After meeting for 25 days, a Missouri grand jury has decided that Ferguson police officer Darren Wilson will face no charges for shooting and killing Michael Brown, an unarmed 18-year-old in August.
The decision, announced Monday night, is a profound disappointment to many seeking justice for Brown and other victims of unjustified police force. However, the discussion that activists are hoping to spark -- in Ferguson and nationwide -- "doesn't start or end" with the grand jury's decision, Montague Simmons, chairman of the Organization for Black Struggle, told CBS News.
"The community's outraged not just by Mike Brown," he said, but also by repeated stories of African-Americans who are wrongly shot by police, like 28-year-old Akai Gurley who was killed in New York last week, or 12-year-old Tamir Rice, who was killed on Sunday in Cleveland.
"Black skin cannot be used as probable cause," Simmons said.
Reports out of Missouri, Rhode Island, New York and elsewhere suggest racial bias in policing is a widespread problem. It's a serious enough concern that the Justice Department in September launched a major, five-city probe into the issue. At the same time, at least one lab-based study out of Washington state showed that local officers were slower to aim their weapons at black suspects in simulated scenarios.
Whether racially biased or otherwise, there's little information available about the use of force by police. The FBI reports on "justifiable" police homicides -- there were 410 in 2012 -- but does not report on unjustified homicides, or about nonlethal uses of force. Only a small fraction of the nation's police forces produce reports on misconduct.
Simmons and others have said that collecting such data would be a strong first step toward improving police conduct and police relations with the communities they serve.
"It would help at least determine whether [racially-motivated] behavior exists," Simmons said.
Still, he insisted it's just the first step.
"The people that were actually hired to protect us -- who were empowered to protect us and our rights -- are attacking us, and it's intolerable," he said. "There are solutions that can actually bring those relationships back into balance, but we need to compel elected officials to do their job."
David Klinger, a University of Missouri-St.
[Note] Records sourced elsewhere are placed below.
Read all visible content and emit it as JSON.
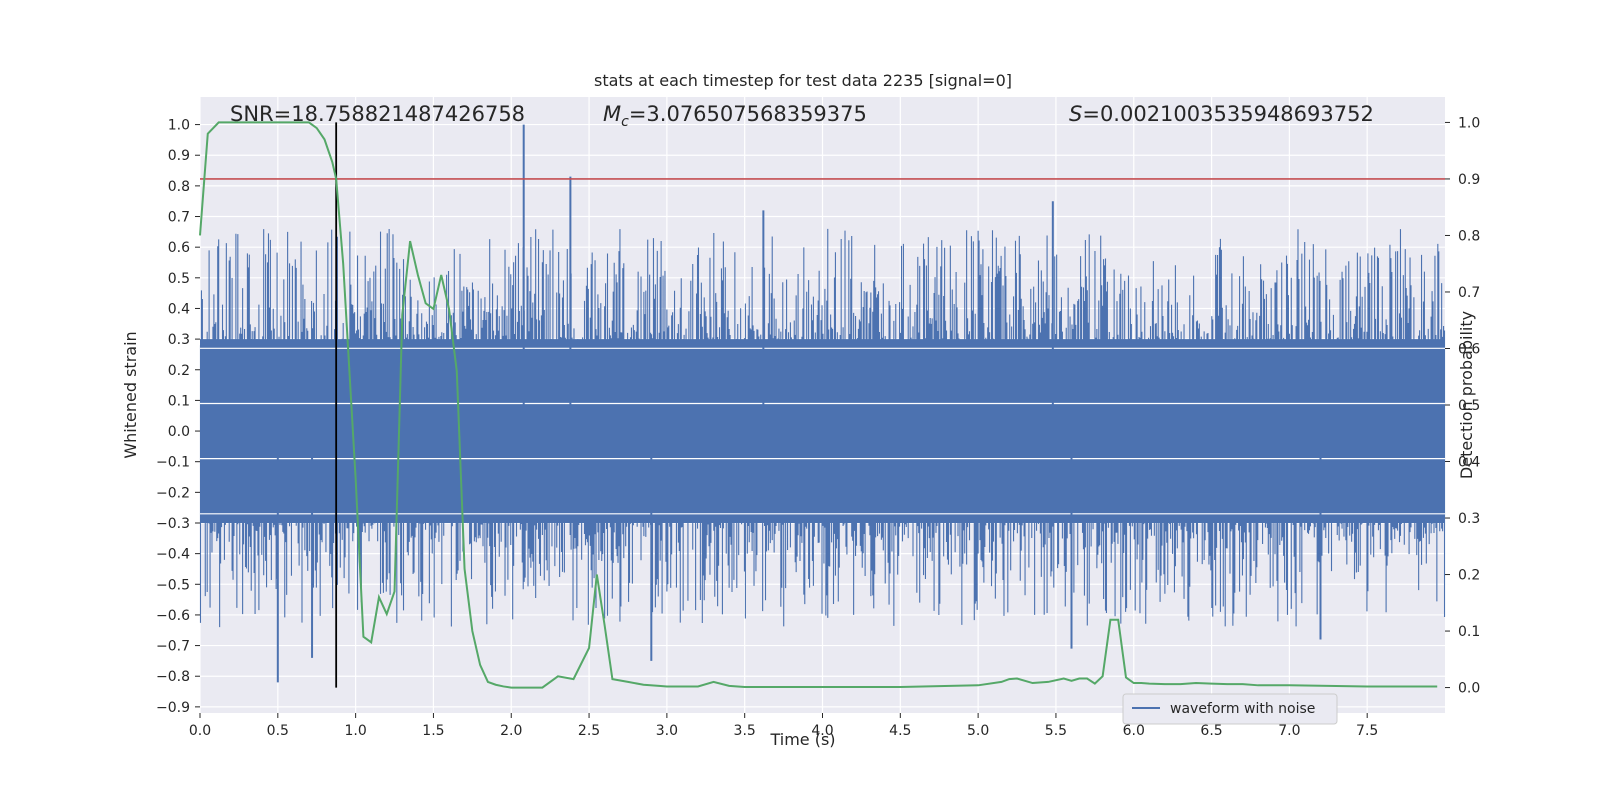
{
  "chart_data": {
    "type": "line",
    "title": "stats at each timestep for test data 2235 [signal=0]",
    "xlabel": "Time (s)",
    "ylabel_left": "Whitened strain",
    "ylabel_right": "Detection probability",
    "xlim": [
      0,
      8
    ],
    "ylim_left": [
      -0.92,
      1.09
    ],
    "ylim_right": [
      -0.045,
      1.045
    ],
    "x_ticks": [
      "0.0",
      "0.5",
      "1.0",
      "1.5",
      "2.0",
      "2.5",
      "3.0",
      "3.5",
      "4.0",
      "4.5",
      "5.0",
      "5.5",
      "6.0",
      "6.5",
      "7.0",
      "7.5"
    ],
    "y_left_ticks": [
      "−0.9",
      "−0.8",
      "−0.7",
      "−0.6",
      "−0.5",
      "−0.4",
      "−0.3",
      "−0.2",
      "−0.1",
      "0.0",
      "0.1",
      "0.2",
      "0.3",
      "0.4",
      "0.5",
      "0.6",
      "0.7",
      "0.8",
      "0.9",
      "1.0"
    ],
    "y_right_ticks": [
      "0.0",
      "0.1",
      "0.2",
      "0.3",
      "0.4",
      "0.5",
      "0.6",
      "0.7",
      "0.8",
      "0.9",
      "1.0"
    ],
    "grid": true,
    "legend": {
      "placement": "lower-center-right",
      "entries": [
        "waveform with noise"
      ]
    },
    "stats": {
      "snr_label": "SNR=18.758821487426758",
      "mc_symbol": "M",
      "mc_sub": "c",
      "mc_value": "=3.076507568359375",
      "s_symbol": "S",
      "s_value": "=0.0021003535948693752"
    },
    "colors": {
      "waveform": "#4c72b0",
      "probability": "#55a868",
      "threshold": "#c44e52",
      "marker": "#000000",
      "background": "#eaeaf2"
    },
    "threshold": 0.9,
    "marker_time": 0.875,
    "waveform_envelope_upper": 0.27,
    "waveform_envelope_lower": -0.27,
    "waveform_spikes": [
      {
        "t": 0.5,
        "v": -0.82
      },
      {
        "t": 0.72,
        "v": -0.74
      },
      {
        "t": 2.08,
        "v": 1.0
      },
      {
        "t": 2.38,
        "v": 0.83
      },
      {
        "t": 2.9,
        "v": -0.75
      },
      {
        "t": 3.62,
        "v": 0.72
      },
      {
        "t": 5.48,
        "v": 0.75
      },
      {
        "t": 5.6,
        "v": -0.71
      },
      {
        "t": 7.2,
        "v": -0.68
      }
    ],
    "probability_series": {
      "x": [
        0.0,
        0.05,
        0.12,
        0.2,
        0.3,
        0.4,
        0.5,
        0.6,
        0.65,
        0.7,
        0.75,
        0.8,
        0.85,
        0.875,
        0.92,
        1.0,
        1.05,
        1.1,
        1.15,
        1.2,
        1.25,
        1.3,
        1.35,
        1.4,
        1.45,
        1.5,
        1.55,
        1.6,
        1.65,
        1.7,
        1.75,
        1.8,
        1.85,
        1.9,
        1.95,
        2.0,
        2.1,
        2.2,
        2.3,
        2.4,
        2.5,
        2.55,
        2.6,
        2.65,
        2.75,
        2.85,
        2.95,
        3.0,
        3.1,
        3.2,
        3.3,
        3.4,
        3.5,
        3.7,
        4.0,
        4.5,
        5.0,
        5.15,
        5.2,
        5.25,
        5.35,
        5.45,
        5.55,
        5.6,
        5.65,
        5.7,
        5.75,
        5.8,
        5.85,
        5.9,
        5.95,
        6.0,
        6.05,
        6.1,
        6.2,
        6.3,
        6.4,
        6.5,
        6.6,
        6.7,
        6.8,
        7.0,
        7.5,
        7.8,
        7.95
      ],
      "y": [
        0.8,
        0.98,
        1.0,
        1.0,
        1.0,
        1.0,
        1.0,
        1.0,
        1.0,
        1.0,
        0.99,
        0.97,
        0.93,
        0.9,
        0.75,
        0.37,
        0.09,
        0.08,
        0.16,
        0.13,
        0.17,
        0.66,
        0.79,
        0.73,
        0.68,
        0.67,
        0.73,
        0.67,
        0.56,
        0.21,
        0.1,
        0.04,
        0.01,
        0.005,
        0.002,
        0.0,
        0.0,
        0.0,
        0.02,
        0.015,
        0.07,
        0.2,
        0.11,
        0.015,
        0.01,
        0.005,
        0.003,
        0.002,
        0.002,
        0.002,
        0.01,
        0.003,
        0.001,
        0.001,
        0.001,
        0.001,
        0.004,
        0.01,
        0.015,
        0.016,
        0.008,
        0.01,
        0.016,
        0.012,
        0.016,
        0.016,
        0.007,
        0.02,
        0.12,
        0.12,
        0.018,
        0.008,
        0.008,
        0.007,
        0.006,
        0.006,
        0.008,
        0.007,
        0.006,
        0.006,
        0.004,
        0.004,
        0.002,
        0.002,
        0.002
      ]
    }
  }
}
Louis professor who formerly served as a police officer, told CBS News that "it's important for people to not draw conclusions that cops are out there looking to shoot people -- they're not."
His research into the issue, which has included interviewing hundreds of officers involved in shootings, shows that in "the vast majority of cases where officers have lawful cause to shoot, they hold fire."
Still, he said, there are without doubt "lawful but awful" incidents -- where an officer may have been legally justified in using force but did so unnecessarily. Law enforcement officers have a broader right to use force -- including deadly force -- than normal citizens.
"What I can tell you from interviewing officers is... often times the training is not what it should be," Klinger said.
Every state has some kind of licensing process for police officers that mandates certain levels of training, but Klinger said that it's up to the departments themselves to do more than the bare minimum and ensure their officers are ready to engage with their communities. He said that establishing a use-of-force database would be "hugely valuable" for improving those efforts.
"Every time a police officer discharges his or her firearm, we need to know that," he said. "We need to get fine grain information about the incident -- race of those involved, age, what type of weapons did the suspect have, that the officer used."
With that sort of information, he said, "Not only will we be able to track the rate at which cops are shooting, we'll also be able to get valuable information about where the shootings occur so we can improve police training."
After the Michael Brown shooting, the Justice Department stepped into Ferguson to help improve the police department's community relations. Specifically, the Justice Department's Office of Community-Oriented Policing Services (COPS) has been on the ground working with local police forces and community groups.
Along with imparting advice through agencies like COPS, the federal government can encourage stronger police conduct with the grants it doles out. Already, the Obama administration is reviewing policies that let police departments acquire military equipment for free from the federal government. Congress is similarly looking at that issue. A report produced this year by the Brennan Center for Justice suggested at the administration should review all grant programs for police -- not just those which transfer military equipment or funding for military equipment.
Klinger said that relying primarily on reforms at the federal level can make the process unnecessarily political. Furthermore, he noted that there's no "one size fits all" approach to improving police forces' community relations.
"You cannot train a police officer in Bismarck, North Dakota... with the same tactics and procedures as I was trained with in South Central Los Angeles," he said.
Civil rights groups and others have called for other reforms at the local and state level. For example, Trevor Burrus, a research fellow at the libertarian Cato Institute, suggested that after an officer uses force, the adjudication process should be taken out of the hands of the police and their natural allies, like county prosecutors.
"Internal affairs doesn't really seem to work in most situations," he said.
While it's impossible to know how often officers are exonerated for using force, Burrus said his work tracking the issue leads him to believe that officers are let off the hook far too often. The Cato Institute runs the National Police Misconduct Reporting Project, which uses media reports to track alleged and confirmed cases of police misconduct. In 2010, the group found 1,575 reported allegations of excessive force.
"Power without accountability is always a problem," Burrus said.
Simmons agreed that police forces should be subject not just to internal reviews, but civilian oversight as well.
"We've got to get serious about what it means to be held accountable," he said.